INCREASE RESOURCES FOR
EDUCATION AND SUPPORT
Demand 2A - Expand educational programming and training
Demand 2B - Hire DEI officers for departmental accountability
Demand 2C - Provide Institute-wide support for anti-oppressive research and labor
Demand 2A - Expand educational programming and training
As we work to increase the diversity of our community through reforms to admissions and hiring, it is imperative that we create an environment at MIT that actively supports URMs and women. In-person training of all students, staff, and faculty on implicit bias and harassment represents an essential step in moving toward an inclusive culture, as training provides a platform for establishing shared behavioral expectations. In order to roll out implicit bias and harassment training, MIT must hire more education specialists in the ICEO, IDHR, and VPR offices; the work required to train the entire campus vastly exceeds the present capacity of these offices, as MIT only currently employs two education specialists among these offices.

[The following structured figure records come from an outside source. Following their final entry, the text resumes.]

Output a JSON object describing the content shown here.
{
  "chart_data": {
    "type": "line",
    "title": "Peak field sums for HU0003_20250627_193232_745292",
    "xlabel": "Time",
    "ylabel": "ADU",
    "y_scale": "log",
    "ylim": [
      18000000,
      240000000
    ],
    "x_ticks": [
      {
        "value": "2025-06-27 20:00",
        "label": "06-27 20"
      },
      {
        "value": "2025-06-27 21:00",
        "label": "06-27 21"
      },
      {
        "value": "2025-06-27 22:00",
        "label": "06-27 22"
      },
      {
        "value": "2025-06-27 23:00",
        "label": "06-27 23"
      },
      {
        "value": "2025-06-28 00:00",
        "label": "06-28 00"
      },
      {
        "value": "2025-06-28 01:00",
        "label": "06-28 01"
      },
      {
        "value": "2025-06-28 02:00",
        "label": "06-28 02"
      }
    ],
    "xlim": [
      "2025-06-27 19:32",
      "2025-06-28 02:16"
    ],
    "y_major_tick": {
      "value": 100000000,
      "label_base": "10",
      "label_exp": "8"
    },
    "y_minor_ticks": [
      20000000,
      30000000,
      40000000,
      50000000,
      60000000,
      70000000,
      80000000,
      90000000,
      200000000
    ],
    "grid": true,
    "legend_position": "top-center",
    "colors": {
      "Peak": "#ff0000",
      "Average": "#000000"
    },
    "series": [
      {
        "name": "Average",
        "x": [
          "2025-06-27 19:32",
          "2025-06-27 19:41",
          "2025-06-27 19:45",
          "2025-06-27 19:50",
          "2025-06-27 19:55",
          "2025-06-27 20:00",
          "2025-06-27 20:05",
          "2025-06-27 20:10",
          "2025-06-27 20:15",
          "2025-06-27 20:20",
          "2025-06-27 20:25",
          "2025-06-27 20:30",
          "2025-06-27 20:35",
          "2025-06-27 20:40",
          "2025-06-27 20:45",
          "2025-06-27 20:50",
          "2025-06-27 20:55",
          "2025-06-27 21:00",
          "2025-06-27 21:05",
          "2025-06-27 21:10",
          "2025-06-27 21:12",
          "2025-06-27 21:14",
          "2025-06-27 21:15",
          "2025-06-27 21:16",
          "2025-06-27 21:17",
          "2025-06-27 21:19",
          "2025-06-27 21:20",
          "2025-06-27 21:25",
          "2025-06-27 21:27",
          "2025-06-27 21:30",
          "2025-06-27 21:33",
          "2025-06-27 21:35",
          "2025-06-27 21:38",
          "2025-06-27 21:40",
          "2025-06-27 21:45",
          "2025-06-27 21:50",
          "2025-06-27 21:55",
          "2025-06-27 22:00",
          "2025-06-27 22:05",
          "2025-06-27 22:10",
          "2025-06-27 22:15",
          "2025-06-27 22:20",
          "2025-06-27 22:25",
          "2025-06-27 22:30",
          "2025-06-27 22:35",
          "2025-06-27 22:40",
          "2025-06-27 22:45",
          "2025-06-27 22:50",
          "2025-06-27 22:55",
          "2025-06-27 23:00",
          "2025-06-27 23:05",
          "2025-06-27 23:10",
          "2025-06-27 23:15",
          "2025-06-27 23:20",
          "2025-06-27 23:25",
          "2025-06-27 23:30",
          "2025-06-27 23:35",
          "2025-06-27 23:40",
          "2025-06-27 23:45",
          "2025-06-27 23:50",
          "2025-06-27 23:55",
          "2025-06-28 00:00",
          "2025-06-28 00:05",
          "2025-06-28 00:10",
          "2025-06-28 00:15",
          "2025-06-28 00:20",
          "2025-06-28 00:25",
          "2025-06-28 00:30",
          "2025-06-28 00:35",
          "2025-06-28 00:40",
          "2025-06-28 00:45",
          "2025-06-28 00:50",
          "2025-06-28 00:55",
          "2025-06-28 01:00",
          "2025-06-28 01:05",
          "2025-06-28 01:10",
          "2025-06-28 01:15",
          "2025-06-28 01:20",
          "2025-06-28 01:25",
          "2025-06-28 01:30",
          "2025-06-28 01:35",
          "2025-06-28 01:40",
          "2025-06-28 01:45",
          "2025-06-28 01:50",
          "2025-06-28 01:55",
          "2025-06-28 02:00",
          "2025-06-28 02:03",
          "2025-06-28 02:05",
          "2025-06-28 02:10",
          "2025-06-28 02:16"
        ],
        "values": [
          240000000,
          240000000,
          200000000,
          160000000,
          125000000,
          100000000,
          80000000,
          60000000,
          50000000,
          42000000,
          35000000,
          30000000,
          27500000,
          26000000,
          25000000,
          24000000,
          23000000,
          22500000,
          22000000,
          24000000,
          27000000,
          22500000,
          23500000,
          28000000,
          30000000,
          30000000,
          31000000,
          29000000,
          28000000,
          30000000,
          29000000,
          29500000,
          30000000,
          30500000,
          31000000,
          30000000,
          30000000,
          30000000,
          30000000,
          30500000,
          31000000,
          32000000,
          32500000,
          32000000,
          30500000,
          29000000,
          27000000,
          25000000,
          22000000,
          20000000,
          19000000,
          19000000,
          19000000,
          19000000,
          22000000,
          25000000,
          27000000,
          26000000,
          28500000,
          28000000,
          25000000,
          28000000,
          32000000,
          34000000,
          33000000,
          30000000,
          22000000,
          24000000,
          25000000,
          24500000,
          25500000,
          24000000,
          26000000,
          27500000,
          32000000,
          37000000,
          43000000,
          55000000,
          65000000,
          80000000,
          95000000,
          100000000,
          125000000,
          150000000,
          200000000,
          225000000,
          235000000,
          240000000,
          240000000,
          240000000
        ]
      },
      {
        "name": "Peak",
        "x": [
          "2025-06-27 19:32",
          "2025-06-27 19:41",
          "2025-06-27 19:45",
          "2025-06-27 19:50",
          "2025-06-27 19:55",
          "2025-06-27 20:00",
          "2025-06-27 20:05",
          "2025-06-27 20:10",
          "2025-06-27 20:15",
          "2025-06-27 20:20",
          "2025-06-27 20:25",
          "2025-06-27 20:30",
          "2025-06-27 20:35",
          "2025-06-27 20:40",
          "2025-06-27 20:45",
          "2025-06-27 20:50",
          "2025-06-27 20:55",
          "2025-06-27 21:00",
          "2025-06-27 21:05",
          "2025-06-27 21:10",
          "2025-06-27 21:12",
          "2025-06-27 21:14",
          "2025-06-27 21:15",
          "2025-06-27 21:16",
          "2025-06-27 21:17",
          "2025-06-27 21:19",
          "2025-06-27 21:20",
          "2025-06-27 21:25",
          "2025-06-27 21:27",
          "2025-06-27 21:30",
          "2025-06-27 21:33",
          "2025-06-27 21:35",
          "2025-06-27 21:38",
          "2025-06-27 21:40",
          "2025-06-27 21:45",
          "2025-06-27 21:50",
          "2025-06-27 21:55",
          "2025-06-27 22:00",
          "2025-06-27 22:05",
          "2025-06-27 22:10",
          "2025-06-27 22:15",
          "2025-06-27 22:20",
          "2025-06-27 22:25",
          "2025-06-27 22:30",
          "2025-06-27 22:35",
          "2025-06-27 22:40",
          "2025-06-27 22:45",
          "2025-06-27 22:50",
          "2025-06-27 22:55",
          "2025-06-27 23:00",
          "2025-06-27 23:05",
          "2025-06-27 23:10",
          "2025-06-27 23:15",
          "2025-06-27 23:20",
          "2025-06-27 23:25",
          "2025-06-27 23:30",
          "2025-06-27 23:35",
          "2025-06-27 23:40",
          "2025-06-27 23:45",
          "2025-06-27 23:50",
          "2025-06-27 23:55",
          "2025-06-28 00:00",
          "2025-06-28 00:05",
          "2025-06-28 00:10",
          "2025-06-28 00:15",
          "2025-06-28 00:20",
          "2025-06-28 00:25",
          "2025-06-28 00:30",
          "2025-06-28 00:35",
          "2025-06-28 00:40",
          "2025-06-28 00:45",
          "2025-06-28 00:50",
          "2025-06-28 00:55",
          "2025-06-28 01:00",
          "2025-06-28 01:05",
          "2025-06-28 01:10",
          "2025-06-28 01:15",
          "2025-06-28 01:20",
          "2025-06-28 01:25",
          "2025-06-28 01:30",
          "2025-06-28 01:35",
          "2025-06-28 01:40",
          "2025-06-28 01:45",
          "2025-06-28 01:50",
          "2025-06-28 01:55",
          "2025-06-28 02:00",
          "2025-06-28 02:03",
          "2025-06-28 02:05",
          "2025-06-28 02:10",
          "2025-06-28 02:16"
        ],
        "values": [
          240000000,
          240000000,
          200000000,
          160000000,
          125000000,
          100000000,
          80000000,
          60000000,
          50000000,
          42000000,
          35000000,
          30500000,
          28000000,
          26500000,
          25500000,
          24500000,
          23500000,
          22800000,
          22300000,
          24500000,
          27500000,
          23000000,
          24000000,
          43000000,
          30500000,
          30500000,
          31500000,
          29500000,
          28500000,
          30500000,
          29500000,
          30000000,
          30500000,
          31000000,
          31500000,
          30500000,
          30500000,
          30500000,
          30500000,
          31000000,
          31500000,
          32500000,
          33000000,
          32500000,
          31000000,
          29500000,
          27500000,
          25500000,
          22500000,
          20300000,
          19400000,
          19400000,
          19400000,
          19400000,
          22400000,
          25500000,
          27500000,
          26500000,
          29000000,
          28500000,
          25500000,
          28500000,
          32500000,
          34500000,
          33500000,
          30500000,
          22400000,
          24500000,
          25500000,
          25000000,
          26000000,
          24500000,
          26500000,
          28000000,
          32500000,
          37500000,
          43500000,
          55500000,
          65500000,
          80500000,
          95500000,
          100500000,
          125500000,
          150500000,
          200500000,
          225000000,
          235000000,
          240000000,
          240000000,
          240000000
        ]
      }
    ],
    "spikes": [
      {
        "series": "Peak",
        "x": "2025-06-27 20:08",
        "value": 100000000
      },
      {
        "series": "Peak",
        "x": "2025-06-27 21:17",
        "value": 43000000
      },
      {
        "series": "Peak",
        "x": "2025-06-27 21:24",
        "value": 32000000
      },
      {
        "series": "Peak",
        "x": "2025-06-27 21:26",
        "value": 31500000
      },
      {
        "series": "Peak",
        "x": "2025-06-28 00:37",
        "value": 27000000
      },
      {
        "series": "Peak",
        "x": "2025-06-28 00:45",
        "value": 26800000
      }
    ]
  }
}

Demand 2B - Hire DEI officers for departmental accountability
Each department at MIT has unique culture and climate issues that can lead to inferior environments for students with marginalized identities. The inclusion of graduate diversity officers at the department level is one way to counter such a phenomena. We have seen many universities take this approach and improve attrition rates among marginalized students, and MIT must follow suit. Additionally, this position will report to the ICEO to ensure departmental accountability toward internal goals. By cultivating personal relationships with students and understanding the nuances of their departments, graduate diversity officers will develop local climates that broadly foster diversity and equity.
Demand 2C - Provide Institute-wide support for anti-oppressive research and labor
The present national climate has highlighted systemic and pervasive barriers that disproportionately affect marginalized communities. While MIT has a rich history of success in STEM fields, it must commit greater resources to anti-oppression scholarship. We call on the Institute to invest additional funds towards anti-oppressive research in the form of annual seed grants. Furthermore, the Institute must support the individuals who push MIT’s climate in the direction of diversity and inclusion: graduate students. Many MIT initiatives to foster equitable environments are led by students. We call on MIT to create department-level, partial fellowships to fund graduate students engaged in this critical work.